The penultimate track, “faceless, nameless” opens with high, fuzzy guitar overdrive that hearkens back to My Bloody Valentine in their prime—specifically “When You Sleep” off the group’s iconic 1991 album Loveless—before climaxing in a crashing, grandiose solo and closing with cinematic piano keys. The abstract lyrics and the tinkering percussive droplets over the piano at the end transition into the final track, a brief love song entitled “forever,” which is forty seconds of utter silence that hearkens back to John Cage’s 4’33.

“John Cage actually went to my college! He might have subconsciously influenced that track, but it has a completely different intention than “4’33.” The main inspiration comes from my difficulty with writing love songs,” Francesca says.

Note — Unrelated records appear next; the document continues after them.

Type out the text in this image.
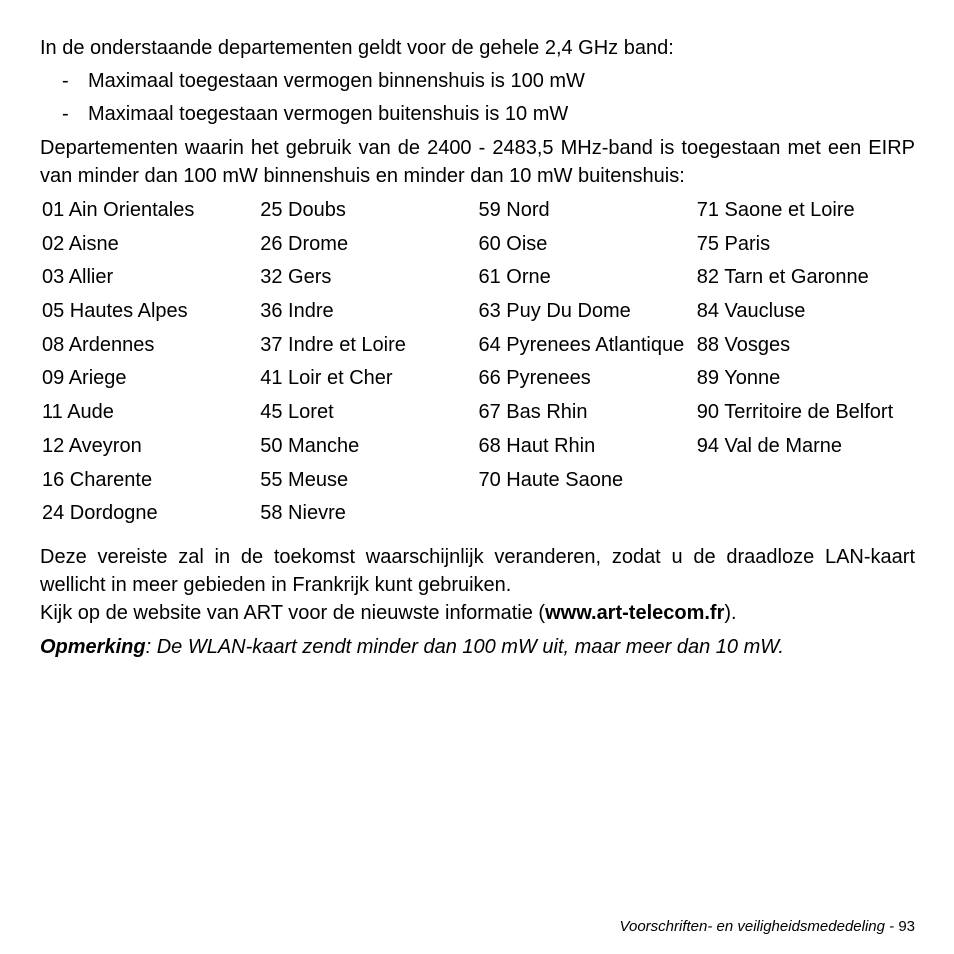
In de onderstaande departementen geldt voor de gehele 2,4 GHz band:

- Maximaal toegestaan vermogen binnenshuis is 100 mW
- Maximaal toegestaan vermogen buitenshuis is 10 mW

Departementen waarin het gebruik van de 2400 - 2483,5 MHz-band is toegestaan met een EIRP van minder dan 100 mW binnenshuis en minder dan 10 mW buitenshuis:

01 Ain Orientales
02 Aisne
03 Allier
05 Hautes Alpes
08 Ardennes
09 Ariege
11 Aude
12 Aveyron
16 Charente
24 Dordogne
25 Doubs
26 Drome
32 Gers
36 Indre
37 Indre et Loire
41 Loir et Cher
45 Loret
50 Manche
55 Meuse
58 Nievre
59 Nord
60 Oise
61 Orne
63 Puy Du Dome
64 Pyrenees Atlantique
66 Pyrenees
67 Bas Rhin
68 Haut Rhin
70 Haute Saone
71 Saone et Loire
75 Paris
82 Tarn et Garonne
84 Vaucluse
88 Vosges
89 Yonne
90 Territoire de Belfort
94 Val de Marne

Deze vereiste zal in de toekomst waarschijnlijk veranderen, zodat u de draadloze LAN-kaart wellicht in meer gebieden in Frankrijk kunt gebruiken.

Kijk op de website van ART voor de nieuwste informatie (www.art-telecom.fr).

Opmerking: De WLAN-kaart zendt minder dan 100 mW uit, maar meer dan 10 mW.

Voorschriften- en veiligheidsmededeling - 93
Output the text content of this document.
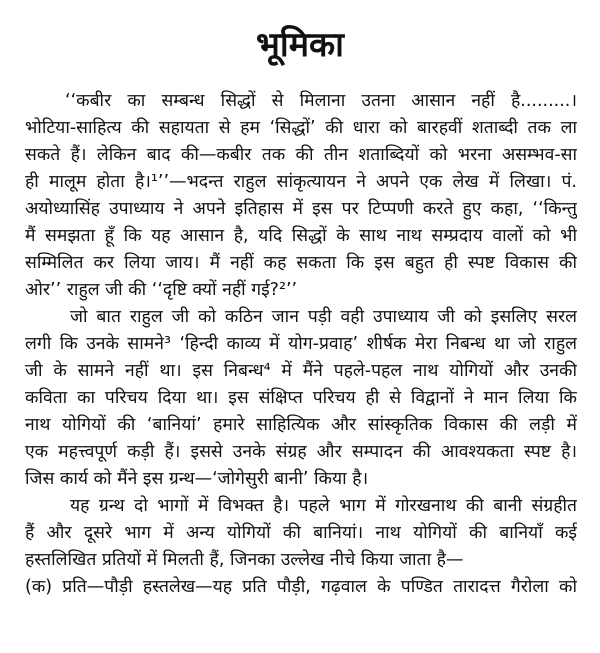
भूमिका
‘‘कबीर का सम्बन्ध सिद्धों से मिलाना उतना आसान नहीं है.........।
भोटिया-साहित्य की सहायता से हम ‘सिद्धों’ की धारा को बारहवीं शताब्दी तक ला
सकते हैं। लेकिन बाद की—कबीर तक की तीन शताब्दियों को भरना असम्भव-सा
ही मालूम होता है।¹’’—भदन्त राहुल सांकृत्यायन ने अपने एक लेख में लिखा। पं.
अयोध्यासिंह उपाध्याय ने अपने इतिहास में इस पर टिप्पणी करते हुए कहा, ‘‘किन्तु
मैं समझता हूँ कि यह आसान है, यदि सिद्धों के साथ नाथ सम्प्रदाय वालों को भी
सम्मिलित कर लिया जाय। मैं नहीं कह सकता कि इस बहुत ही स्पष्ट विकास की
ओर’’ राहुल जी की ‘‘दृष्टि क्यों नहीं गई?²’’
जो बात राहुल जी को कठिन जान पड़ी वही उपाध्याय जी को इसलिए सरल
लगी कि उनके सामने³ ‘हिन्दी काव्य में योग-प्रवाह’ शीर्षक मेरा निबन्ध था जो राहुल
जी के सामने नहीं था। इस निबन्ध⁴ में मैंने पहले-पहल नाथ योगियों और उनकी
कविता का परिचय दिया था। इस संक्षिप्त परिचय ही से विद्वानों ने मान लिया कि
नाथ योगियों की ‘बानियां’ हमारे साहित्यिक और सांस्कृतिक विकास की लड़ी में
एक महत्त्वपूर्ण कड़ी हैं। इससे उनके संग्रह और सम्पादन की आवश्यकता स्पष्ट है।
जिस कार्य को मैंने इस ग्रन्थ—‘जोगेसुरी बानी’ किया है।
यह ग्रन्थ दो भागों में विभक्त है। पहले भाग में गोरखनाथ की बानी संग्रहीत
हैं और दूसरे भाग में अन्य योगियों की बानियां। नाथ योगियों की बानियाँ कई
हस्तलिखित प्रतियों में मिलती हैं, जिनका उल्लेख नीचे किया जाता है—
(क) प्रति—पौड़ी हस्तलेख—यह प्रति पौड़ी, गढ़वाल के पण्डित तारादत्त गैरोला को
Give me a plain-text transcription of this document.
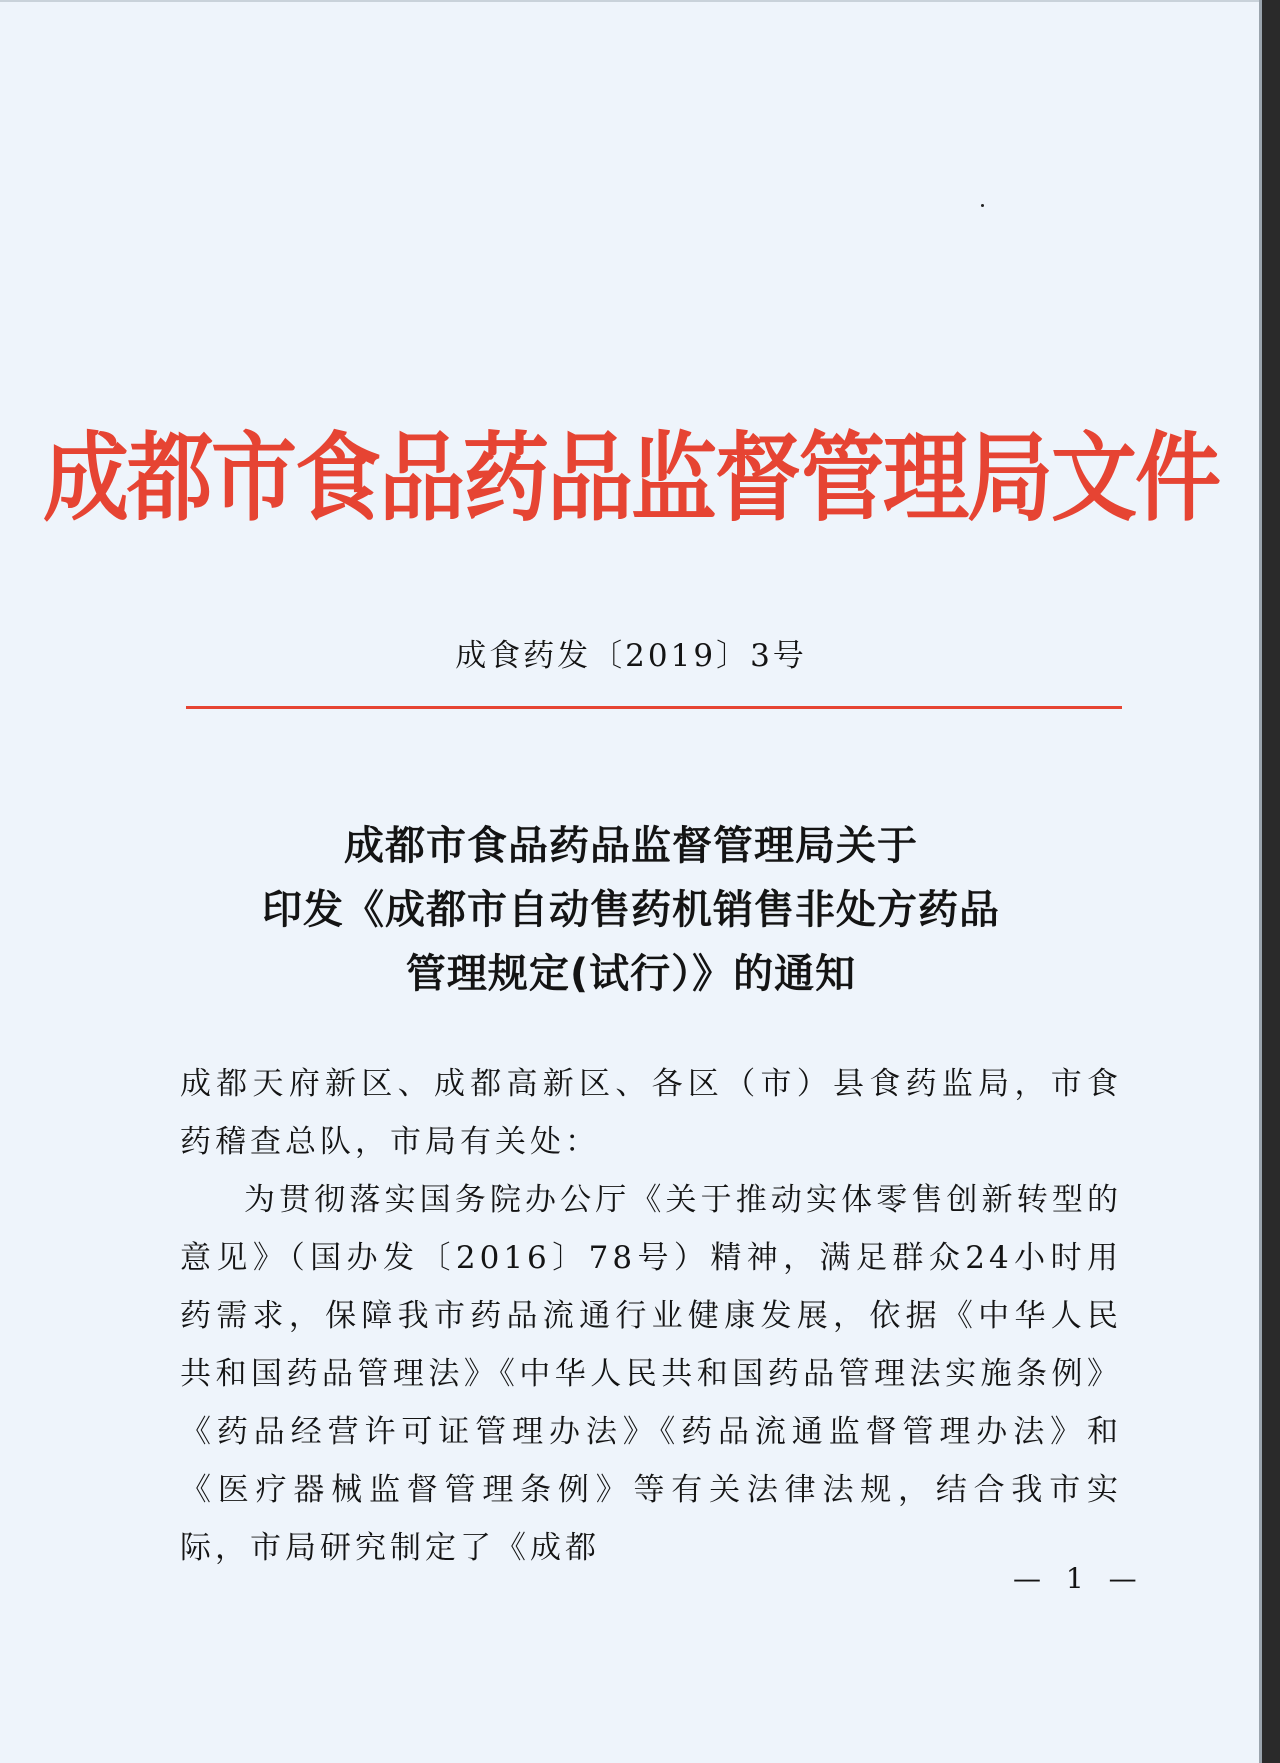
成都市食品药品监督管理局文件
成食药发〔2019〕3号
成都市食品药品监督管理局关于
印发《成都市自动售药机销售非处方药品
管理规定(试行）》的通知

成都天府新区、成都高新区、各区（市）县食药监局，市食药稽查总队，市局有关处：

为贯彻落实国务院办公厅《关于推动实体零售创新转型的意见》（国办发〔2016〕78号）精神，满足群众24小时用药需求，保障我市药品流通行业健康发展，依据《中华人民共和国药品管理法》《中华人民共和国药品管理法实施条例》《药品经营许可证管理办法》《药品流通监督管理办法》和《医疗器械监督管理条例》等有关法律法规，结合我市实际，市局研究制定了《成都

— 1 —
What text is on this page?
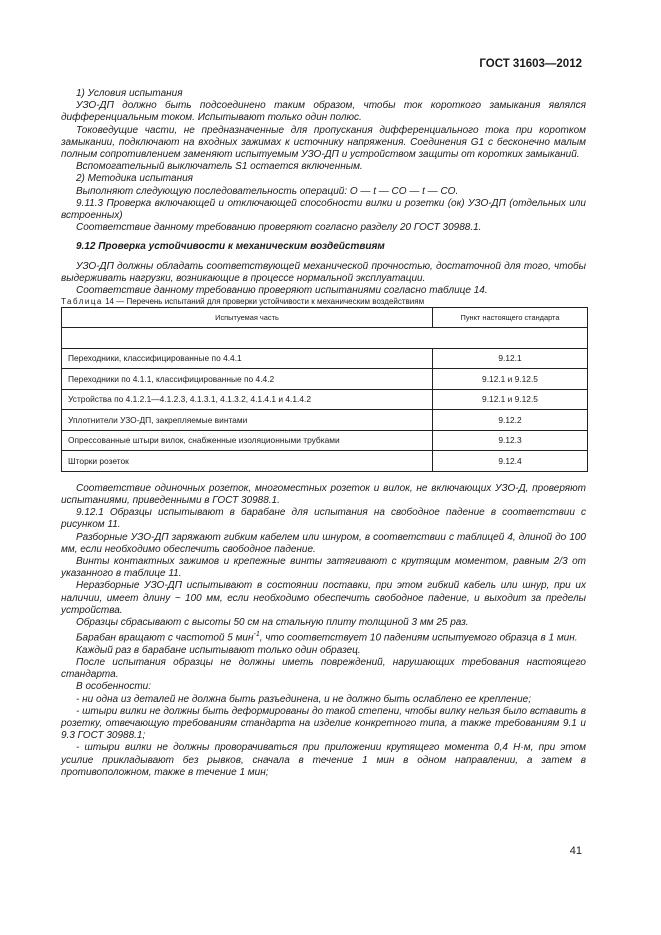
ГОСТ 31603—2012

1) Условия испытания

УЗО-ДП должно быть подсоединено таким образом, чтобы ток короткого замыкания являлся дифференциальным током. Испытывают только один полюс.

Токоведущие части, не предназначенные для пропускания дифференциального тока при коротком замыкании, подключают на входных зажимах к источнику напряжения. Соединения G1 с бесконечно малым полным сопротивлением заменяют испытуемым УЗО-ДП и устройством защиты от коротких замыканий.

Вспомогательный выключатель S1 остается включенным.

2) Методика испытания

Выполняют следующую последовательность операций: O — t — CO — t — CO.

9.11.3 Проверка включающей и отключающей способности вилки и розетки (ок) УЗО-ДП (отдельных или встроенных)

Соответствие данному требованию проверяют согласно разделу 20 ГОСТ 30988.1.

9.12 Проверка устойчивости к механическим воздействиям

УЗО-ДП должны обладать соответствующей механической прочностью, достаточной для того, чтобы выдерживать нагрузки, возникающие в процессе нормальной эксплуатации.

Соответствие данному требованию проверяют испытаниями согласно таблице 14.

Таблица 14 — Перечень испытаний для проверки устойчивости к механическим воздействиям

Испытуемая часть	Пункт настоящего стандарта

Переходники, классифицированные по 4.4.1	9.12.1
Переходники по 4.1.1, классифицированные по 4.4.2	9.12.1 и 9.12.5
Устройства по 4.1.2.1—4.1.2.3, 4.1.3.1, 4.1.3.2, 4.1.4.1 и 4.1.4.2	9.12.1 и 9.12.5
Уплотнители УЗО-ДП, закрепляемые винтами	9.12.2
Опрессованные штыри вилок, снабженные изоляционными трубками	9.12.3
Шторки розеток	9.12.4

Соответствие одиночных розеток, многоместных розеток и вилок, не включающих УЗО-Д, проверяют испытаниями, приведенными в ГОСТ 30988.1.

9.12.1 Образцы испытывают в барабане для испытания на свободное падение в соответствии с рисунком 11.

Разборные УЗО-ДП заряжают гибким кабелем или шнуром, в соответствии с таблицей 4, длиной до 100 мм, если необходимо обеспечить свободное падение.

Винты контактных зажимов и крепежные винты затягивают с крутящим моментом, равным 2/3 от указанного в таблице 11.

Неразборные УЗО-ДП испытывают в состоянии поставки, при этом гибкий кабель или шнур, при их наличии, имеет длину ~ 100 мм, если необходимо обеспечить свободное падение, и выходит за пределы устройства.

Образцы сбрасывают с высоты 50 см на стальную плиту толщиной 3 мм 25 раз.

Барабан вращают с частотой 5 мин$^{-1}$, что соответствует 10 падениям испытуемого образца в 1 мин.

Каждый раз в барабане испытывают только один образец.

После испытания образцы не должны иметь повреждений, нарушающих требования настоящего стандарта.

В особенности:

- ни одна из деталей не должна быть разъединена, и не должно быть ослаблено ее крепление;

- штыри вилки не должны быть деформированы до такой степени, чтобы вилку нельзя было вставить в розетку, отвечающую требованиям стандарта на изделие конкретного типа, а также требованиям 9.1 и 9.3 ГОСТ 30988.1;

- штыри вилки не должны проворачиваться при приложении крутящего момента 0,4 Н·м, при этом усилие прикладывают без рывков, сначала в течение 1 мин в одном направлении, а затем в противоположном, также в течение 1 мин;

41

She then goes on to say that her aim with the track was to write “a song that quite literally can be performed for a lover regardless of how physically far away anyone in the partnership may be, [no matter] what technology or instruments are available, or even if anyone in the partnership is alive or dead. To me, it is the ultimate love song.”

What makes the silence at the end so profound is that it leaves the listener with a pang of bittersweetness, but plenty of space to breathe. It’s the perfect ending to the harrowing, heavenly whirlwind that the album takes the listener on. It’s our favorite slice-of-life movies with a mystical twist.